In financial accounting, a liability is a contractual obligation arising from past transaction or events which require delivering cash or other financial asset to another entity, provision of services, or other yielding of economic benefits in the future. In simpler words, it is something that you owe to another party. It is important to know what your financial liabilities are and to know how to properly manage them to avoid unnecessary hassle or serious dispute in the future.
Current Vs Long-term
All liabilities are recorded on a balance sheet. They could be broadly classified into two categories: current liabilities and long-term liabilities. Current liabilities are those debts that are expected to be settled in cash within then entity’s business operating cycle or fiscal year. Debtors are given a period of twelve months to settle the liabilities and must not have an unconditional right to defer payment for at least a year. Current liabilities usually include payables such as credit card debt, taxes, and any loan balances you may have. On the other hand, long-term liabilities are debts that could be paid over a longer period of time. Examples of long-term liabilities are debentures, mortgage loans, long-term bonds, long-term leases, notes payables, pension obligations, and long-term product warranties. A portion of these debts may also be classified under the current liabilities section if part of the loan will be due within the fiscal year.
Here is a closer look on other types of financial liabilities.

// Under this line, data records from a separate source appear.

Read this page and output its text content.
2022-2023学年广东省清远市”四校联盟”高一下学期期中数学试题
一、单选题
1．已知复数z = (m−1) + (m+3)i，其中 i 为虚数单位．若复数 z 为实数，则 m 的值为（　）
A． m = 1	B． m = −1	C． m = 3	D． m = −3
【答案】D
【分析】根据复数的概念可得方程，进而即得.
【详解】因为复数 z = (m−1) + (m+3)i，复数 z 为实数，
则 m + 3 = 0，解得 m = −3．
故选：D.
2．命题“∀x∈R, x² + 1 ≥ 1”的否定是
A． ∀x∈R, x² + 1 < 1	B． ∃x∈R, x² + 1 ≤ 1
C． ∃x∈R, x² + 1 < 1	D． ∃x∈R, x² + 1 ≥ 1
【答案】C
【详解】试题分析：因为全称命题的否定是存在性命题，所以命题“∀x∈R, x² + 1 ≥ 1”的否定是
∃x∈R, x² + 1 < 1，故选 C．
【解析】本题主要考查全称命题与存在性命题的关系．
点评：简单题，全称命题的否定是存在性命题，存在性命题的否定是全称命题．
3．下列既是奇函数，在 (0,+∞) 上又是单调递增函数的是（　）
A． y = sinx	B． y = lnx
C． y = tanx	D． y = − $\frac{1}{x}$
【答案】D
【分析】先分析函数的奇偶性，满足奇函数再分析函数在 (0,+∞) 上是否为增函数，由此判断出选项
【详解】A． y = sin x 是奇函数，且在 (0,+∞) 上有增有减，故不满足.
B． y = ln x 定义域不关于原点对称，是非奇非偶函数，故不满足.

Accounts payable are the unpaid bills of a person or business. It is the liabilities from goods and services received, but not yet paid for. In households, accounts payable are bills from them electric company, cable television, telephone company, Internet service provider, and other regular services. In businesses, accounts payable has a broader range and accountants or bookkeeper usually utilize accounting software to track the money flow when they receive invoices or when they make payments. It involves the money the company owes to its suppliers, business partners, and its employees.
A fixed liability, also called funded debt, does not mature for at least one year from the date incurred or from a given balance-sheet. It is to be paid at the time of dissolution of firm. Examples of fixed liabilities are capital, reserve, and surplus.
A contingent liability is not an actual liability but will eventually become one depending on the outcome of a certain event. These liabilities are recorded in a company’s accounts and shown in the balance sheet only if the contingency is probable and the amount of liability can be estimated. If the contingency has a remote possibility of occurring, then it is not recorded or disclosed. Examples of contingent liabilities are outcome of a lawsuit, a government investigation, product warranties, or the threat of expropriation.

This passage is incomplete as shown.